Unlocking the Power of Sentiment Analysis with Python
Introduction
Sentiment analysis is a branch of natural language processing (NLP) that aims to extract and quantify the emotional content of a text. Sentiment analysis can be used for various applications, such as analyzing customer reviews, social media posts, product feedback, and more.
In this blog post, I will introduce the basics of sentiment analysis with Python, using some popular libraries and tools. We will also show how to perform sentiment analysis on a sample dataset of movie reviews and visualize the results.
What is sentiment analysis?
Sentiment analysis, also known as opinion mining, is the process of identifying and extracting the subjective information from a text, such as the polarity (positive, negative, or neutral), the emotion (joy, anger, sadness, etc.), the intensity (strong or weak), and the aspect (the specific part of the text that expresses the sentiment).
Sentiment analysis can be done at different levels of granularity, such as:
- Document-level: The overall sentiment of a whole document or text.
- Sentence-level: The sentiment of each individual sentence within a text.
- Aspect-level: The sentiment of a specific aspect or feature within a text.
Sentiment analysis can also be done with different approaches, such as:
Rule-based: The sentiment is determined by a set of predefined rules or heuristics, such as the presence of certain keywords or phrases, the word order, the punctuation, etc.
Machine learning-based: The sentiment is learned from a labelled dataset of texts and their corresponding sentiments, using various machine learning algorithms and techniques, such as classification, regression, deep learning, etc.
Hybrid: The sentiment is determined by a combination of rule-based and machine-learning-based methods.
Sentiment Analysis Implementation of Movie Reviews
Let's import the required libraries and download movie_reviews data:
import nltk
import nltk.classify.util
from nltk.classify import NaiveBayesClassifier
from nltk.corpus import movie_reviews
from nltk.corpus import stopwords
from nltk.tokenize import word_tokenize
nltk.download('movie_reviews')
# create a word feature, remove stopwords and return diction words
def create_word_features(words):
useful_words = [word for word in words if word not in stopwords.words("english")]
my_dict = dict([(word, True) for word in useful_words])
return my_dict
let's create an empty list called neg_reviews to loop over all the files in the neg folder, this will get all the words in that file.

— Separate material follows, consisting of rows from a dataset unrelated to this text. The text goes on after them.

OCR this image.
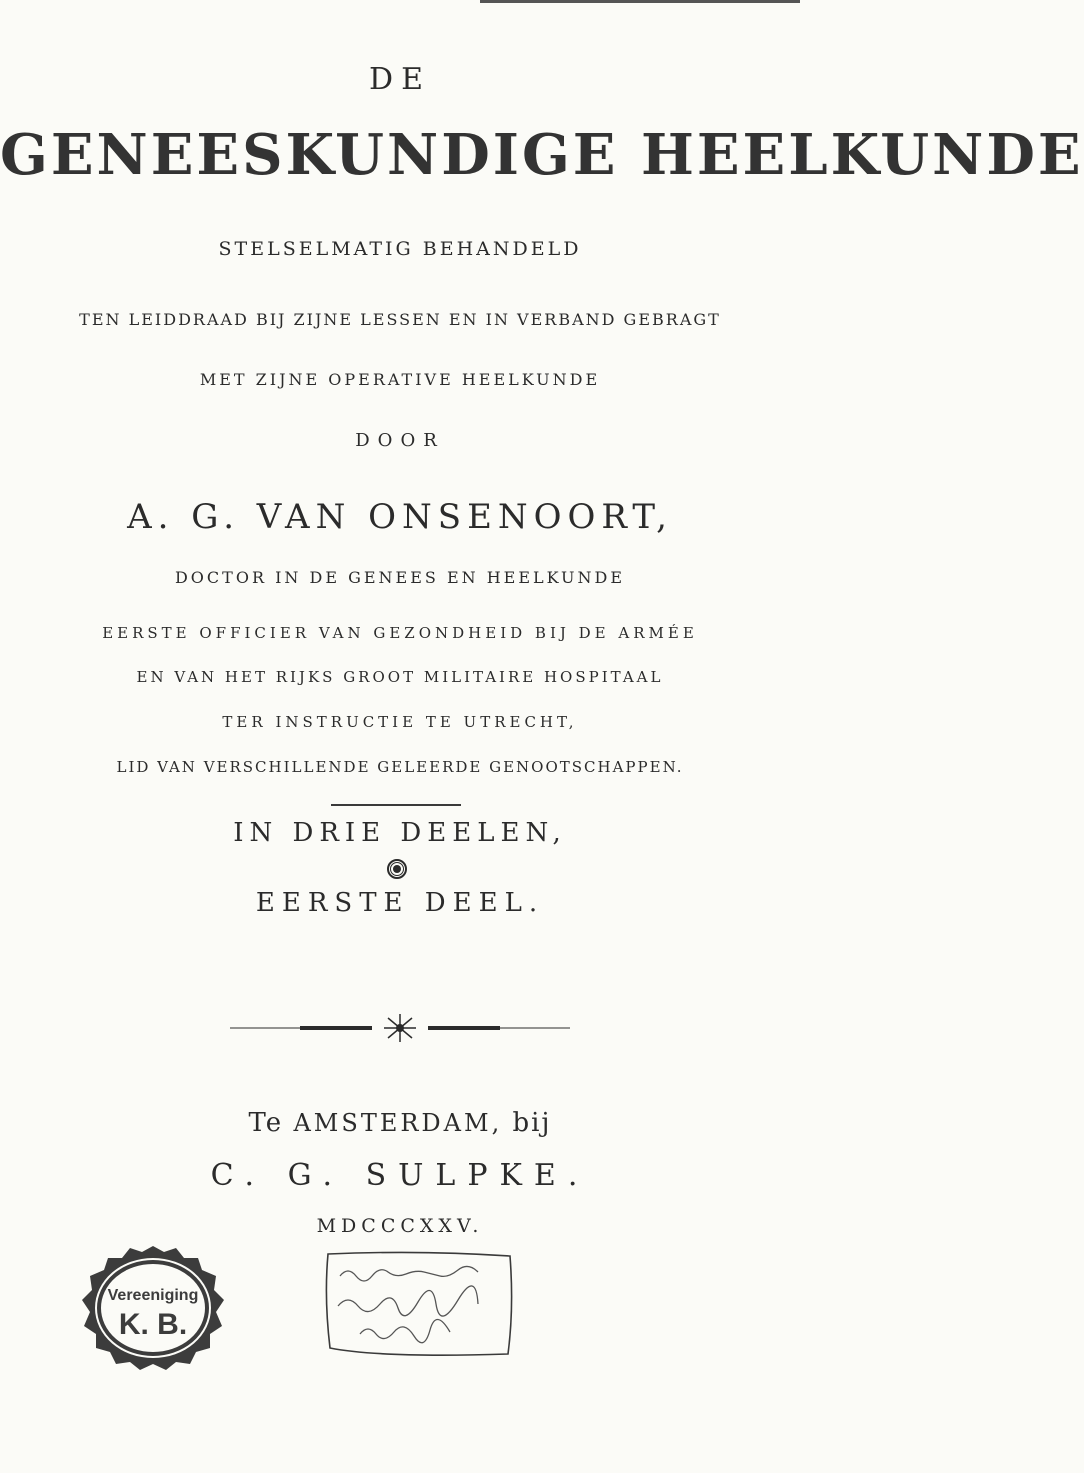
DE
GENEESKUNDIGE HEELKUNDE
STELSELMATIG BEHANDELD
TEN LEIDDRAAD BIJ ZIJNE LESSEN EN IN VERBAND GEBRAGT
MET ZIJNE OPERATIVE HEELKUNDE
DOOR
A. G. VAN ONSENOORT,
DOCTOR IN DE GENEES EN HEELKUNDE
EERSTE OFFICIER VAN GEZONDHEID BIJ DE ARMÉE
EN VAN HET RIJKS GROOT MILITAIRE HOSPITAAL
TER INSTRUCTIE TE UTRECHT,
LID VAN VERSCHILLENDE GELEERDE GENOOTSCHAPPEN.
IN DRIE DEELEN,
EERSTE DEEL.
Te AMSTERDAM, bij
C. G. SULPKE.
MDCCCXXV.
Vereeniging
K. B.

Then we use the function create_word_features in the format nltk expects.
neg_reviews = []
for fileid in movie_reviews.fileids('neg'):
words = movie_reviews.words(fileid)
neg_reviews.append((create_word_features(words), "negative"))
pos_reviews = []
for fileid in movie_reviews.fileids('pos'):
words = movie_reviews.words(fileid)
pos_reviews.append((create_word_features(words), "positive"))
print(len(pos_reviews))
output:
1000
train test split
train_set = neg_reviews[:750] + pos_reviews[:750]
test_set = neg_reviews[750:] + pos_reviews[750:]

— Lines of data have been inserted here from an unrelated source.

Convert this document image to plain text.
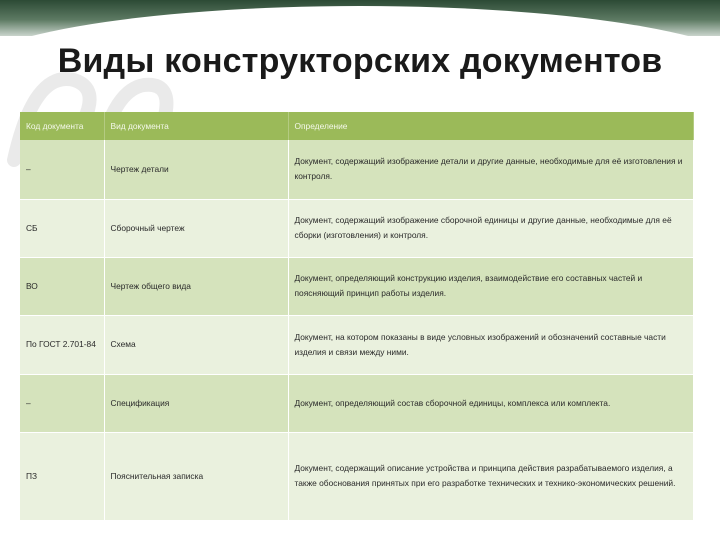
Виды конструкторских документов
Код документа	Вид документа	Определение
–	Чертеж детали	Документ, содержащий изображение детали и другие данные, необходимые для её изготовления и контроля.
СБ	Сборочный чертеж	Документ, содержащий изображение сборочной единицы и другие данные, необходимые для её сборки (изготовления) и контроля.
ВО	Чертеж общего вида	Документ, определяющий конструкцию изделия, взаимодействие его составных частей и поясняющий принцип работы изделия.
По ГОСТ 2.701-84	Схема	Документ, на котором показаны в виде условных изображений и обозначений составные части изделия и связи между ними.
–	Спецификация	Документ, определяющий состав сборочной единицы, комплекса или комплекта.
ПЗ	Пояснительная записка	Документ, содержащий описание устройства и принципа действия разрабатываемого изделия, а также обоснования принятых при его разработке технических и технико-экономических решений.
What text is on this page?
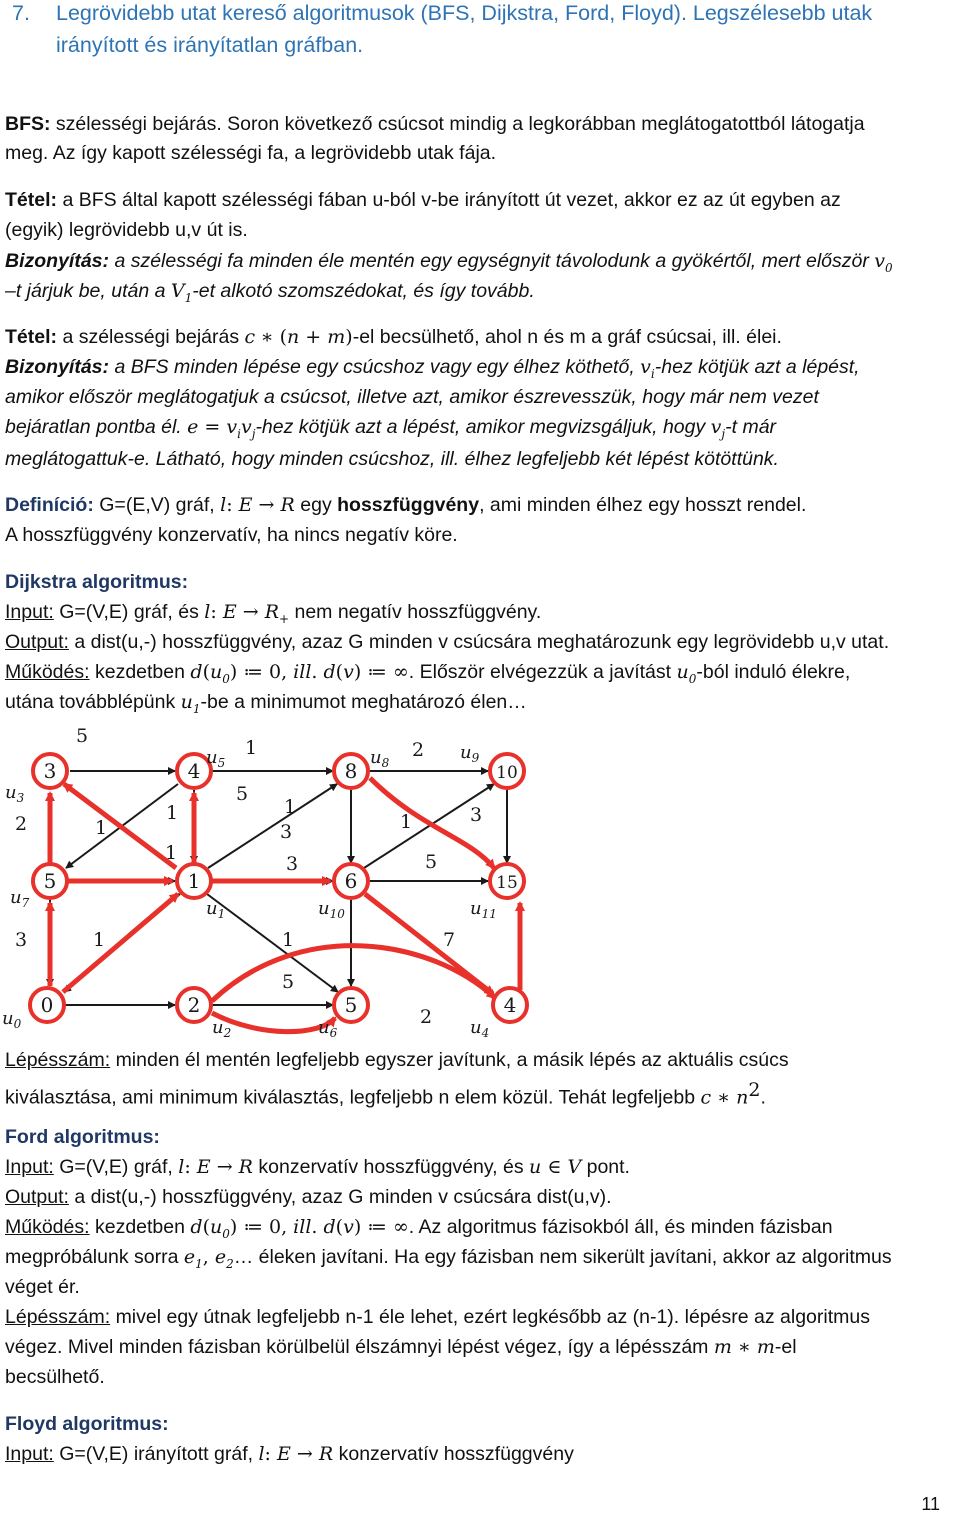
7. Legrövidebb utat kereső algoritmusok (BFS, Dijkstra, Ford, Floyd). Legszélesebb utak
irányított és irányítatlan gráfban.
BFS: szélességi bejárás. Soron következő csúcsot mindig a legkorábban meglátogatottból látogatja
meg. Az így kapott szélességi fa, a legrövidebb utak fája.
Tétel: a BFS által kapott szélességi fában u-ból v-be irányított út vezet, akkor ez az út egyben az
(egyik) legrövidebb u,v út is.
Bizonyítás: a szélességi fa minden éle mentén egy egységnyit távolodunk a gyökértől, mert először $v_0$
–t járjuk be, után a $V_1-et$ alkotó szomszédokat, és így tovább.
Tétel: a szélességi bejárás c ∗ (n + m)-el becsülhető, ahol n és m a gráf csúcsai, ill. élei.
Bizonyítás: a BFS minden lépése egy csúcshoz vagy egy élhez köthető, $v_i$-hez kötjük azt a lépést,
amikor először meglátogatjuk a csúcsot, illetve azt, amikor észrevesszük, hogy már nem vezet
bejáratlan pontba él. $e = v_iv_j$-hez kötjük azt a lépést, amikor megvizsgáljuk, hogy $v_j-t$ már
meglátogattuk-e. Látható, hogy minden csúcshoz, ill. élhez legfeljebb két lépést kötöttünk.
Definíció: G=(E,V) gráf, l: E → R egy hosszfüggvény, ami minden élhez egy hosszt rendel.
A hosszfüggvény konzervatív, ha nincs negatív köre.
Dijkstra algoritmus:
Input: G=(V,E) gráf, és l: $E \to R_+$ nem negatív hosszfüggvény.
Output: a dist(u,-) hosszfüggvény, azaz G minden v csúcsára meghatározunk egy legrövidebb u,v utat.
Működés: kezdetben $d(u_0)$ ≔ 0, ill. d(v) ≔ ∞. Először elvégezzük a javítást $u_0$-ból induló élekre,
utána továbblépünk $u_1-be$ a minimumot meghatározó élen…
0
1
2
3
4
4
5
5
8	10
6	15
5
2
5
1
1
2	1	3
3
1
3	5
1
3	1	1	7
5
1
2
$u_0$
$u_1$
$u_2$
$u_3$
$u_4$
$u_5$
$u_6$
$u_7$
$u_8$	$u_9$
$u_{10}$	$u_{11}$
Lépésszám: minden él mentén legfeljebb egyszer javítunk, a másik lépés az aktuális csúcs
kiválasztása, ami minimum kiválasztás, legfeljebb n elem közül. Tehát legfeljebb c ∗ $n^2$.
Ford algoritmus:
Input: G=(V,E) gráf, l: E → R konzervatív hosszfüggvény, és u ∈ V pont.
Output: a dist(u,-) hosszfüggvény, azaz G minden v csúcsára dist(u,v).
Működés: kezdetben $d(u_0)$ ≔ 0, ill. d(v) ≔ ∞. Az algoritmus fázisokból áll, és minden fázisban
megpróbálunk sorra $e_1$, $e_2\dots$ éleken javítani. Ha egy fázisban nem sikerült javítani, akkor az algoritmus
véget ér.
Lépésszám: mivel egy útnak legfeljebb n-1 éle lehet, ezért legkésőbb az (n-1). lépésre az algoritmus
végez. Mivel minden fázisban körülbelül élszámnyi lépést végez, így a lépésszám m ∗ m-el
becsülhető.
Floyd algoritmus:
Input: G=(V,E) irányított gráf, l: E → R konzervatív hosszfüggvény
11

print(len(train_set), len(test_set))
output:
1500 500
train model
classifier = NaiveBayesClassifier.train(train_set)
accuracy = nltk.classify.util.accuracy(classifier, test_set)
print(accuracy * 100)
output:
72.3999
evaluation
reviews_list=["It's a nice movie","the Movie is unpleasant",
"In the movie, the hero of movies do stupid things","OK, the movie is well","OK nice","it's a disaster"
]
for review in reviews_list:
words = word_tokenize(review)
words = create_word_features(words)
print(review,' ('+classifier.classify(words)+')')
output:
It's a nice movie (positive)
the Movie is unpleasant (negative)
In the movie, the hero of movies do stupid things (negative)
OK, the movie is well (positive)
OK nice (positive)
it's a disaster (negative)
Conclusion
Sentiment Analysis is useful for finding the mood of the public about things like movies, politicians, stocks, or even current events. In this blog post have analysed the sentiment of the movie reviews corpus using NaiveBayesClassifier.
Still, we can improve the accuracy of the models by preprocessing data and by using lexicon models like Textblob.